The difference between the centroids of two data was used to derive the translation vector while performing reference plane matching, which seems insufficient for accurate translation matching. First, the reference plane matching is performed to project the point cloud data and the scan data from the CAD that fit the XY plane accurately to some extent.
Summary
Translation Parameter is derived directly by comparing centroid of initial point set with transformed point set.
Experiments
Experiment Setup
Experiment Results
- Variation in the shift angle
- Machining error detection
With the proposed algorithm, it is shown that the cumulative error value drops to less than 1˚ overall. The average accumulated error of the ICP was 2.0245 degrees and it is almost 5 times the average value of the proposed method 0.4246. As shown in Figure IV-7, the 3D deviation plot of the proposed registration (a) shows that the whole area of the normal product is blue, which means that it is not defective.

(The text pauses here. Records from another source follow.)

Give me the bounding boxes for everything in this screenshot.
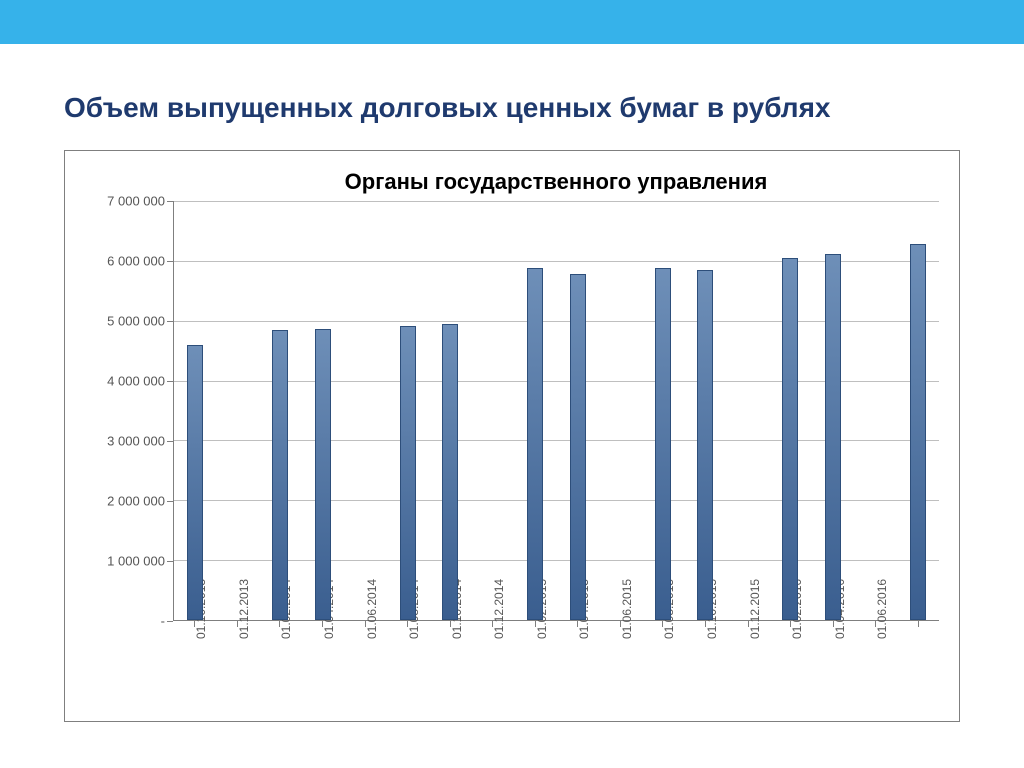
- bar-slot: [387, 201, 430, 620]
- bar: [655, 268, 671, 620]
- bar-slot: [727, 201, 770, 620]
- bar: [527, 268, 543, 620]
- bar: [442, 324, 458, 620]
- bar-slot: [174, 201, 217, 620]
- y-tick-label: 1 000 000: [107, 554, 165, 569]
- bar-slot: [854, 201, 897, 620]
- bar-slot: [769, 201, 812, 620]
- bar-slot: [302, 201, 345, 620]
- bar: [782, 258, 798, 620]
- y-tick-label: 7 000 000: [107, 194, 165, 209]
- bar: [825, 254, 841, 620]
- y-axis: -1 000 0002 000 0003 000 0004 000 0005 0…: [85, 201, 173, 621]
- bar-slot: [344, 201, 387, 620]
- bar-slot: [259, 201, 302, 620]
- header-bar: [0, 0, 1024, 44]
- y-tick-label: 4 000 000: [107, 374, 165, 389]
- bar: [315, 329, 331, 621]
- bar-slot: [642, 201, 685, 620]
- y-tick-label: 2 000 000: [107, 494, 165, 509]
- chart-container: Органы государственного управления -1 00…: [64, 150, 960, 722]
- plot-row: -1 000 0002 000 0003 000 0004 000 0005 0…: [85, 201, 939, 621]
- bar-slot: [472, 201, 515, 620]
- bar-slot: [897, 201, 940, 620]
- bar-slot: [684, 201, 727, 620]
- bars-layer: [174, 201, 939, 620]
- bar: [697, 270, 713, 620]
- bar: [272, 330, 288, 620]
- y-tick-label: 5 000 000: [107, 314, 165, 329]
- bar-slot: [812, 201, 855, 620]
- page-title: Объем выпущенных долговых ценных бумаг в…: [64, 92, 1024, 124]
- bar-slot: [557, 201, 600, 620]
- y-tick-label: 3 000 000: [107, 434, 165, 449]
- bar: [910, 244, 926, 620]
- bar-slot: [217, 201, 260, 620]
- x-axis-wrap: 01.10.201301.12.201301.02.201401.04.2014…: [85, 621, 939, 707]
- x-tick-mark: [918, 621, 919, 627]
- bar-slot: [599, 201, 642, 620]
- bar-slot: [429, 201, 472, 620]
- bar: [400, 326, 416, 620]
- bar: [570, 274, 586, 620]
- chart-title: Органы государственного управления: [173, 169, 939, 195]
- y-tick-label: 6 000 000: [107, 254, 165, 269]
- bar: [187, 345, 203, 620]
- bar-slot: [514, 201, 557, 620]
- plot-area: [173, 201, 939, 621]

However, the 3D deviation plot applied to the ICP (b) looks like about 3 mm defects appear at the end of the product, even if the tested part is a normal product. Therefore, if the registration result is not accurate, it may cause a wrong result to identify the fault. The average recorded time was 12.468 seconds, the highest recorded time was 14.502 seconds, and the lowest recorded time was 10.869 seconds.
It is also set to be 150 mm away from the design coordinate system in the x-axis direction and 60 mm away from the design coordinate system in the y-axis direction. Deviation graph clearly shows the area of defect on the surface of object with red color.
Conclusion and Future Research
Conclusion
Future research
Paper presented at AMBIENT 2014: Fourth International Conference on Ambient Computing, Applications, Services and Technologies, August Rome, Italy. Paper presented at the 28th International Symposium on Automation and Robotics in Construction, Seoul, Korea. Accuracy assessment of iterative closest point registration for different phantom surfaces captured by an optical 3D sensor in radiotherapy.
Fixtureless profile inspection of non-rigid parts using the numerical inspection fixture with improved definition of shear boundary conditions. Paper presented at Proceedings of the 2nd int conf on machine control guidance, Bonn.